(1.) The unsuccessful complainant in C.C. No.30 of 1998 preferred this appeal under Section 255(1) Cr.P.C with leave under Section 378(4) Cr.P.C aggrieved by the Judgment dated 09.01.2002 adjudged by the learned Judicial Magistrate of the First Class, Yellandu.
(2.) The complainant filed the private complaint case under Section 200 Cr.P.C for the offence punishable under Section 138 of the Negotiable Instruments Act, 1881 (in short, 'the Act') against the accused based on a dishonoured cheque dated 16.09.1997 for an amount of Rs.50,000/-. The cheque said to have been drawn by the accused in his favour in lieu of the promissory note executed on 01.08.1994 undertaking to pay a sum of Rs.35,000/- with interest at 24% p.a. thereon. From the averments of the complaint, when said cheque presented through their banker the same was returned dishonoured on the ground of "the account was closed". Ex.P-2 is the bank voucher and Ex.P-3 and P-4 are memos. On the strength of the same the complainant issued Ex.P-5 legal notice dated 28.10.1997 and same was returned which was disclosed by Ex.P-7. The case was taken on file and cognizance against the accused for the offence under Section 138 of the Act. On appearance of the accused and after pleaded not guilty in examination under Section 251 Cr.P.C, trial was conducted as a summons case. From said evidence of complainant as P.W-1 coupled with the officer of the Bank as P.W-2 in proof of the dishonoured cheque and P.W-3 is the Assistant Director, Forensic Science Laboratory with reference to Exs.P-8 to P-13 requisition, opinion along with reasons, photo chart and negatives regarding the signature opining that of the accused, the case was ended in acquittal on the finding of guilt not proved holding that the account was closed much earlier to the issuing of cheque and hence, the accused cannot be prosecuted though the cheque was dishonoured.

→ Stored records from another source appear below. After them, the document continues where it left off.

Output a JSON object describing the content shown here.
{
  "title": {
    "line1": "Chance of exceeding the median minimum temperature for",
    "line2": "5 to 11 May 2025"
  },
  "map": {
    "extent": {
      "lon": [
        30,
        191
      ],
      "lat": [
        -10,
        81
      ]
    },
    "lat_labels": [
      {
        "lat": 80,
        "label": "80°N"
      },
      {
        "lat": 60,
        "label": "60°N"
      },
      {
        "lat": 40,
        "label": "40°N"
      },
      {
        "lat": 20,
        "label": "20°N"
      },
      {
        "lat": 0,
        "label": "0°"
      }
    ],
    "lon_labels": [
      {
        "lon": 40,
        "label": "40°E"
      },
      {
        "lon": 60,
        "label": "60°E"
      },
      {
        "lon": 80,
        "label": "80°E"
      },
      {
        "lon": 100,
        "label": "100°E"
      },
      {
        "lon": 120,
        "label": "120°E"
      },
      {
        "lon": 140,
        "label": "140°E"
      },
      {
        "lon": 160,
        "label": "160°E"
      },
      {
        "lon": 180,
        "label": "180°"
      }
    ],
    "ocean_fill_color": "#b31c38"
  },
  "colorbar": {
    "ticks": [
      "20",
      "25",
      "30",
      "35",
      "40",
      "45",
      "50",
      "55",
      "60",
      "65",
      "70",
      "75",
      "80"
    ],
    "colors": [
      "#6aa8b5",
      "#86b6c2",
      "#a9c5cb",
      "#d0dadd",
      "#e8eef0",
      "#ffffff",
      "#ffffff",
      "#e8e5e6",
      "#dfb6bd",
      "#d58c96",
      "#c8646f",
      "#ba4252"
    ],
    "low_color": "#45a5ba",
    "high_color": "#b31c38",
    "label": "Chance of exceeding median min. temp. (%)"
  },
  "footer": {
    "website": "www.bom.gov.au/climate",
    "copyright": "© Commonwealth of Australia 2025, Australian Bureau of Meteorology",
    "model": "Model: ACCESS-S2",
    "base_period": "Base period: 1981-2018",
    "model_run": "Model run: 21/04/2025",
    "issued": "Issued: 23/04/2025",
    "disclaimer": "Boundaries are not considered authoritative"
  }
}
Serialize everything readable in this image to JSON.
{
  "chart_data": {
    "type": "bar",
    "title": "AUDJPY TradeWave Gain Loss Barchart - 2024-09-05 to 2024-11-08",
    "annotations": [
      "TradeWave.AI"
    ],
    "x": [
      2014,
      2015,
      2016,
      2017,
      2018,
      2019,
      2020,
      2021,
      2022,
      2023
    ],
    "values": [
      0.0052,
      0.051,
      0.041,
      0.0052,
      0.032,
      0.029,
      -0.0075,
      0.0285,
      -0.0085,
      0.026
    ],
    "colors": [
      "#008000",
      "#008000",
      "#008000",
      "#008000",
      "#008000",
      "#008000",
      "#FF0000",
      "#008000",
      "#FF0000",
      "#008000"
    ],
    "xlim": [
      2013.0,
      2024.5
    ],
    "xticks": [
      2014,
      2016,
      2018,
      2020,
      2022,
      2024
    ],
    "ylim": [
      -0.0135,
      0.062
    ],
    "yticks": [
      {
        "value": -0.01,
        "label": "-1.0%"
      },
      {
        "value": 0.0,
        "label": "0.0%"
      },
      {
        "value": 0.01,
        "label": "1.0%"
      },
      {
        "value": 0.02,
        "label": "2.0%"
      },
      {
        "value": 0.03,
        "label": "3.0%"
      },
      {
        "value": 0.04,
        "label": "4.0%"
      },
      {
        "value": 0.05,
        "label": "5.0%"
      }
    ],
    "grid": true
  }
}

(3.) The learned counsel for the appellant contended that the learned Magistrate committed grave error in acquitting the accused instead of finding guilty for the offence made out from the cheque issued, for the subsisting debt, was dishonoured, even notice issued cause managed from deemed service, the offence made out and cause of action subsists within the meaning of Section 142 read with 138 of the Act of an offence shall be deemed to have been committed with respect to presumption under Section 139 and 118(a) of the Act and to set aside the finding of the learned Magistrate in acquittal and to convict the accused.